Query q = session.createCriteria(... no offset or limit ...);
q.setCacheMode(CacheMode.IGNORE); // prevent query or second level caching
q.setFetchSize(1000);  // experiment with this to optimize performance vs. memory
ScrollableResults iterator = query.scroll(ScrollMode.FORWARD_ONLY);
while (iterator.next()) {
  Product p = (Product)iterator.get();
  ...
  session.evict(p);  // required to keep objects from accumulating in the session
}

That said, the error is getHtmlSources so the problem may be completely unrelated to the session/cursor/scroll issue. If those html strings are huge and they're being referenced the entire time, you may just be running out of contiguous memory.

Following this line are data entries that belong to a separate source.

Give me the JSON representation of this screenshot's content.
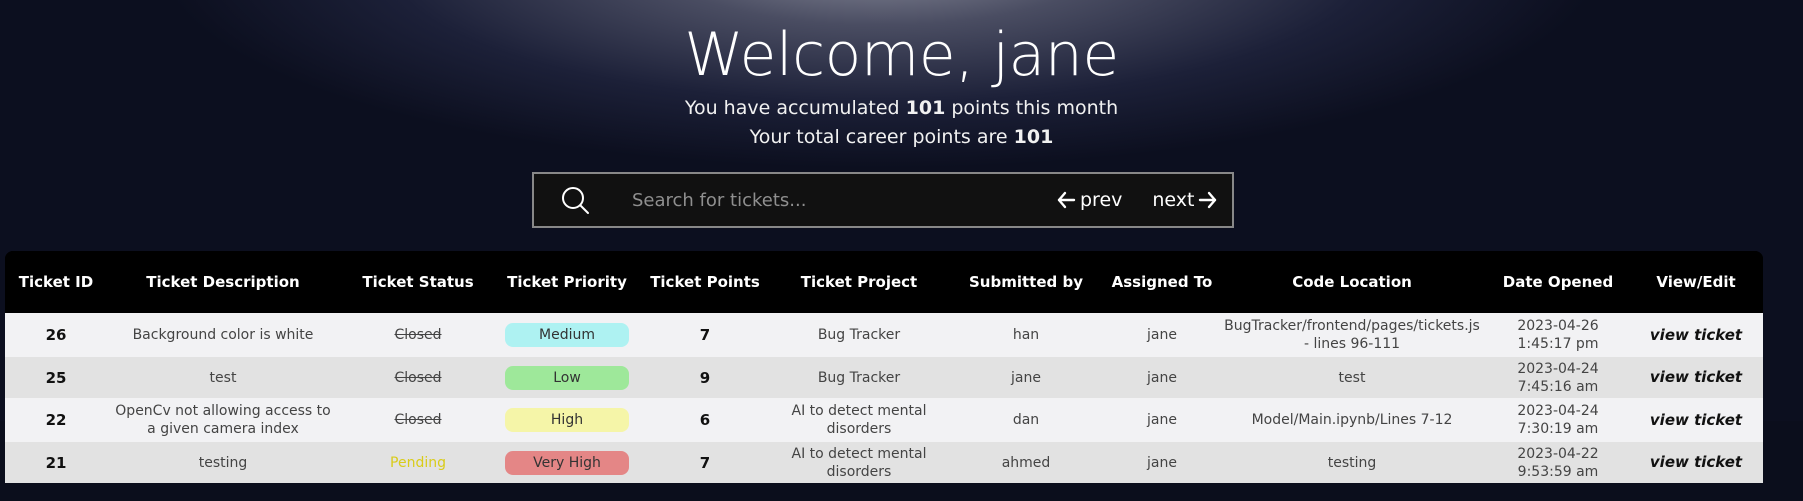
{
  "hero": {
    "welcome": "Welcome, jane",
    "month_prefix": "You have accumulated ",
    "month_points": "101",
    "month_suffix": " points this month",
    "career_prefix": "Your total career points are ",
    "career_points": "101"
  },
  "search": {
    "placeholder": "Search for tickets...",
    "value": "",
    "icon": "search-icon",
    "prev_label": "prev",
    "next_label": "next"
  },
  "table": {
    "headers": [
      "Ticket ID",
      "Ticket Description",
      "Ticket Status",
      "Ticket Priority",
      "Ticket Points",
      "Ticket Project",
      "Submitted by",
      "Assigned To",
      "Code Location",
      "Date Opened",
      "View/Edit"
    ],
    "rows": [
      {
        "id": "26",
        "description": "Background color is white",
        "status": "Closed",
        "priority": "Medium",
        "points": "7",
        "project": "Bug Tracker",
        "submitted_by": "han",
        "assigned_to": "jane",
        "code_location": "BugTracker/frontend/pages/tickets.js - lines 96-111",
        "date_opened": "2023-04-26 1:45:17 pm",
        "action": "view ticket"
      },
      {
        "id": "25",
        "description": "test",
        "status": "Closed",
        "priority": "Low",
        "points": "9",
        "project": "Bug Tracker",
        "submitted_by": "jane",
        "assigned_to": "jane",
        "code_location": "test",
        "date_opened": "2023-04-24 7:45:16 am",
        "action": "view ticket"
      },
      {
        "id": "22",
        "description": "OpenCv not allowing access to a given camera index",
        "status": "Closed",
        "priority": "High",
        "points": "6",
        "project": "AI to detect mental disorders",
        "submitted_by": "dan",
        "assigned_to": "jane",
        "code_location": "Model/Main.ipynb/Lines 7-12",
        "date_opened": "2023-04-24 7:30:19 am",
        "action": "view ticket"
      },
      {
        "id": "21",
        "description": "testing",
        "status": "Pending",
        "priority": "Very High",
        "points": "7",
        "project": "AI to detect mental disorders",
        "submitted_by": "ahmed",
        "assigned_to": "jane",
        "code_location": "testing",
        "date_opened": "2023-04-22 9:53:59 am",
        "action": "view ticket"
      }
    ]
  },
  "colors": {
    "priority_medium": "#aef2f2",
    "priority_low": "#9ee89a",
    "priority_high": "#f5f5a8",
    "priority_very_high": "#e48686",
    "status_pending": "#d9cc1a",
    "table_header_bg": "#000000"
  }
}
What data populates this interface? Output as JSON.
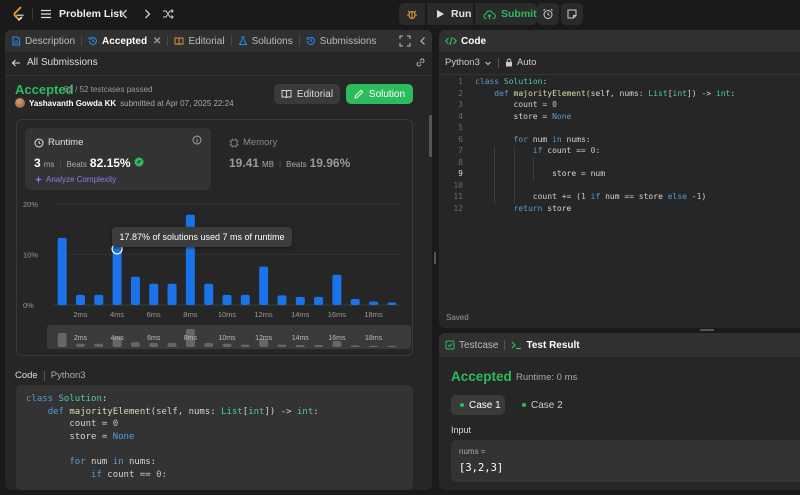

也就是说,错误是 getHtmlSources 因此问题可能与会话/光标/滚动问题完全无关。如果这些 html 字符串很大并且一直被引用,那么您可能只是耗尽了连续内存。

Btw, I don't see a getScrollableResults method on ScrollableResults.

顺便说一句,我在 ScrollableResults 上没有看到 getScrollableResults 方法。

回答by mcottle

At the risk of appearing stupid - have you considered doing this another way?

冒着显得愚蠢的风险 - 你有没有考虑过这样做?

Personally I would avoid doing batch processing that "far away" from the database. I don't know what database you're using but there's usually a mechanism for efficiently pulling a dataset out of the database & into a file even if it involves moderately simple manipulation on the way out. Stored procedures, specific export utilities. Investigate what else is available from your database vendor.

就我个人而言,我会避免进行“远离”数据库的批处理。我不知道你使用的是什么数据库,但通常有一种机制可以有效地将数据集从数据库中提取出来并放入文件中,即使它在退出时涉及适度简单的操作。存储过程,特定的导出实用程序。调查您的数据库供应商提供的其他产品。

回答by Padmarag

Can you post the Exception stacktrace? It may be solved by passing suitable JVM options for GC.

你能发布异常堆栈跟踪吗?它可以通过为 GC 传递合适的 JVM 选项来解决。

I think this is related - Java StringBuilder huge overhead.

我认为这是相关的 - Java StringBuilder 巨大的开销

Looks from the StackTrace that a very large String is being created and causing the exception.

从 StackTrace 看来,正在创建一个非常大的字符串并导致异常。